Seronegative spondyloarthropathies may be confusing

Fibromyalgia common in RA and SLE
Exclude structural or systemic disease

Do not conduct a "fishing" expedition

Avoid "screening" rheumatology tests

Diagnosis is most efficient with early subspecialty referral

RA = rheumatoid arthritis; SLE = systemic lupus erythematosus
Data from Goldenberg DL. Am J Med. 2009;122:S14-S21.[34]

The accuracy of diagnosing fibromyalgia in primary care is improving. A report from 2003 revealed that primary care doctors made a correct diagnosis in only one third of patients suspected of having fibromyalgia and referred to rheumatologists, often missing seronegative spondyloarthropathies.[42] In contrast, a study of family physicians in 2009 that used a rheumatologist's diagnosis as gold standard found nearly 90% concordance between the rheumatologist's and family doctor's diagnosis among various ethnic groups.[43]

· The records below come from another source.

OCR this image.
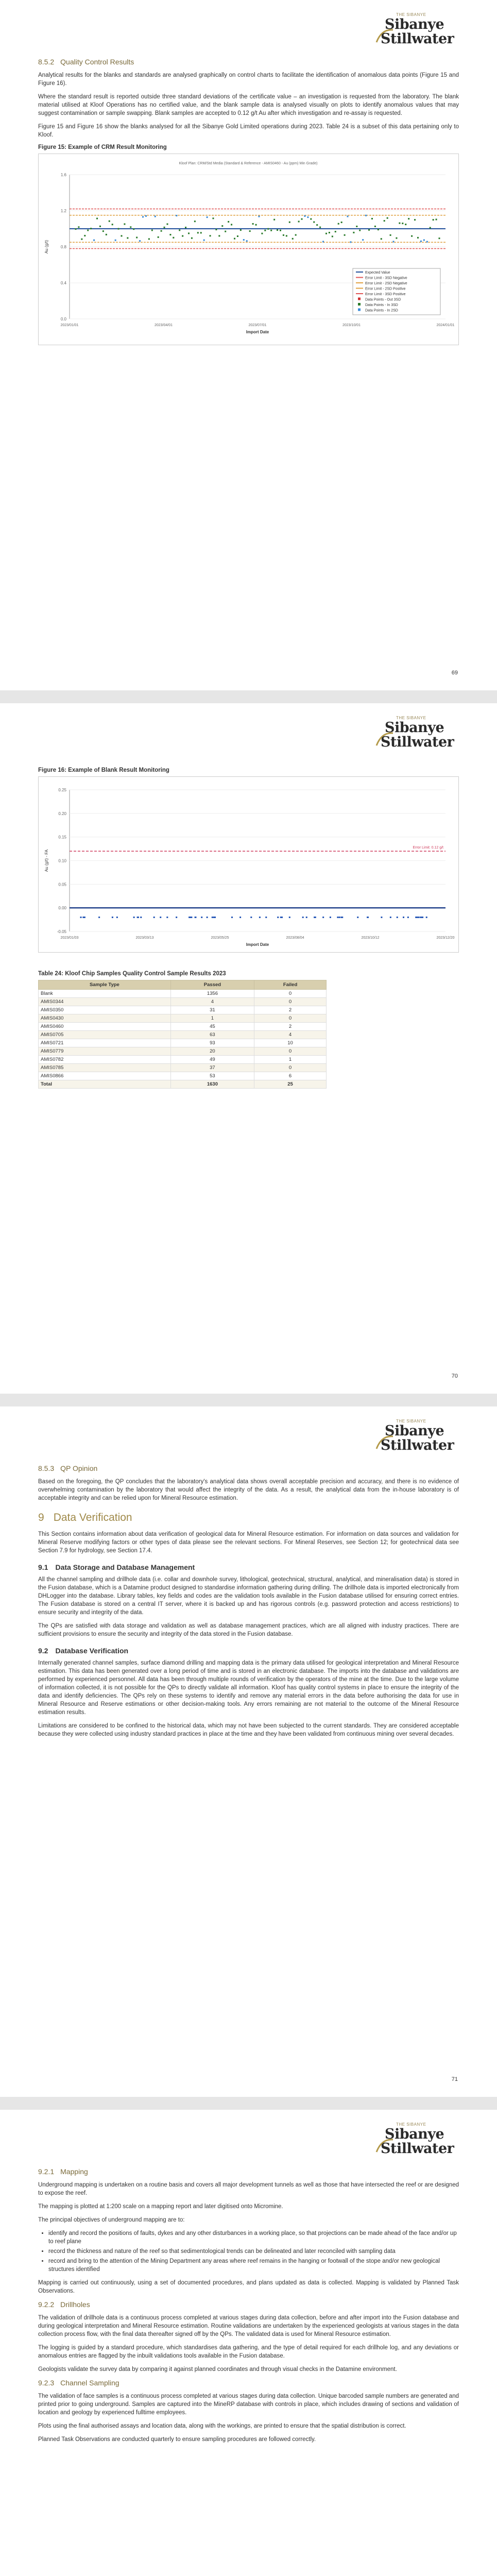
THE SIBANYE
Sibanye
Stillwater
8.5.2 Quality Control Results

Analytical results for the blanks and standards are analysed graphically on control charts to facilitate the identification of anomalous data points (Figure 15 and Figure 16).

Where the standard result is reported outside three standard deviations of the certificate value – an investigation is requested from the laboratory. The blank material utilised at Kloof Operations has no certified value, and the blank sample data is analysed visually on plots to identify anomalous values that may suggest contamination or sample swapping. Blank samples are accepted to 0.12 g/t Au after which investigation and re-assay is requested.

Figure 15 and Figure 16 show the blanks analysed for all the Sibanye Gold Limited operations during 2023. Table 24 is a subset of this data pertaining only to Kloof.

Figure 15: Example of CRM Result Monitoring
Kloof Plan: CRM/Std Media (Standard & Reference - AMIS0460 - Au (ppm) Min Grade)
0.0
0.4
0.8
1.2
1.6
2023/01/01	2023/04/01	2023/07/01	2023/10/01	2024/01/01
Import Date
Au (g/t)
Expected Value
Error Limit - 3SD Negative
Error Limit - 2SD Negative
Error Limit - 2SD Positive
Error Limit - 3SD Positive
Data Points - Out 3SD
Data Points - In 3SD
Data Points - In 2SD
69
THE SIBANYE
Sibanye
Stillwater
Figure 16: Example of Blank Result Monitoring
-0.05
0.00
0.05
0.10
0.15
0.20
0.25
2023/01/03	2023/03/13	2023/05/25	2023/08/04	2023/10/12	2023/12/20
Import Date
Au (g/t) - FA
Error Limit: 0.12 g/t
Table 24: Kloof Chip Samples Quality Control Sample Results 2023
Sample Type	Passed	Failed
Blank	1356	0
AMIS0344	4	0
AMIS0350	31	2
AMIS0430	1	0
AMIS0460	45	2
AMIS0705	63	4
AMIS0721	93	10
AMIS0779	20	0
AMIS0782	49	1
AMIS0785	37	0
AMIS0866	53	6
Total	1630	25
70
THE SIBANYE
Sibanye
Stillwater
8.5.3 QP Opinion

Based on the foregoing, the QP concludes that the laboratory's analytical data shows overall acceptable precision and accuracy, and there is no evidence of overwhelming contamination by the laboratory that would affect the integrity of the data. As a result, the analytical data from the in-house laboratory is of acceptable integrity and can be relied upon for Mineral Resource estimation.

9 Data Verification

This Section contains information about data verification of geological data for Mineral Resource estimation. For information on data sources and validation for Mineral Reserve modifying factors or other types of data please see the relevant sections. For Mineral Reserves, see Section 12; for geotechnical data see Section 7.9 for hydrology, see Section 17.4.

9.1 Data Storage and Database Management

All the channel sampling and drillhole data (i.e. collar and downhole survey, lithological, geotechnical, structural, analytical, and mineralisation data) is stored in the Fusion database, which is a Datamine product designed to standardise information gathering during drilling. The drillhole data is imported electronically from DHLogger into the database. Library tables, key fields and codes are the validation tools available in the Fusion database utilised for ensuring correct entries. The Fusion database is stored on a central IT server, where it is backed up and has rigorous controls (e.g. password protection and access restrictions) to ensure security and integrity of the data.

The QPs are satisfied with data storage and validation as well as database management practices, which are all aligned with industry practices. There are sufficient provisions to ensure the security and integrity of the data stored in the Fusion database.

9.2 Database Verification

Internally generated channel samples, surface diamond drilling and mapping data is the primary data utilised for geological interpretation and Mineral Resource estimation. This data has been generated over a long period of time and is stored in an electronic database. The imports into the database and validations are performed by experienced personnel. All data has been through multiple rounds of verification by the operators of the mine at the time. Due to the large volume of information collected, it is not possible for the QPs to directly validate all information. Kloof has quality control systems in place to ensure the integrity of the data and identify deficiencies. The QPs rely on these systems to identify and remove any material errors in the data before authorising the data for use in Mineral Resource and Reserve estimations or other decision-making tools. Any errors remaining are not material to the outcome of the Mineral Resource estimation results.

Limitations are considered to be confined to the historical data, which may not have been subjected to the current standards. They are considered acceptable because they were collected using industry standard practices in place at the time and they have been validated from continuous mining over several decades.

71
THE SIBANYE
Sibanye
Stillwater
9.2.1 Mapping

Underground mapping is undertaken on a routine basis and covers all major development tunnels as well as those that have intersected the reef or are designed to expose the reef.

The mapping is plotted at 1:200 scale on a mapping report and later digitised onto Micromine.

The principal objectives of underground mapping are to:

• identify and record the positions of faults, dykes and any other disturbances in a working place, so that projections can be made ahead of the face and/or up to reef plane
• record the thickness and nature of the reef so that sedimentological trends can be delineated and later reconciled with sampling data
• record and bring to the attention of the Mining Department any areas where reef remains in the hanging or footwall of the stope and/or new geological structures identified

Mapping is carried out continuously, using a set of documented procedures, and plans updated as data is collected. Mapping is validated by Planned Task Observations.

9.2.2 Drillholes

The validation of drillhole data is a continuous process completed at various stages during data collection, before and after import into the Fusion database and during geological interpretation and Mineral Resource estimation. Routine validations are undertaken by the experienced geologists at various stages in the data collection process flow, with the final data thereafter signed off by the QPs. The validated data is used for Mineral Resource estimation.

The logging is guided by a standard procedure, which standardises data gathering, and the type of detail required for each drillhole log, and any deviations or anomalous entries are flagged by the inbuilt validations tools available in the Fusion database.

Geologists validate the survey data by comparing it against planned coordinates and through visual checks in the Datamine environment.

9.2.3 Channel Sampling

The validation of face samples is a continuous process completed at various stages during data collection. Unique barcoded sample numbers are generated and printed prior to going underground. Samples are captured into the MineRP database with controls in place, which includes drawing of sections and validation of location and geology by experienced fulltime employees.

Plots using the final authorised assays and location data, along with the workings, are printed to ensure that the spatial distribution is correct.

Planned Task Observations are conducted quarterly to ensure sampling procedures are followed correctly.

In making an earlier and accurate diagnosis, 2 statements should strongly suggest fibromyalgia: "I hurt all over" and "It feels like I always have the flu". Most patients with fibromyalgia will report fatigue, sleep disturbances, bowel and bladder symptoms, and mood disturbances. The physical examination should be unremarkable other than evidence of hyperalgesia. If the symptoms have been present for months or years, laboratory testing will probably be of very low yield; thus, a "fishing expedition" with "screening" blood tests should be avoided. When there is concern about the presence of a systemic rheumatic disease or neurologic condition, early referral to a specialist is cost-effective (Table 4).

In addition to making an earlier diagnosis, it is important to determine the symptom domains that seem most distressing for each patient, which is where the art of chronic illness management comes to the surface. This stratification might be accomplished by the primary provider or may require subspecialty referral to a physical medicine and rehabilitation specialist, a sleep specialist, or a mental health professional.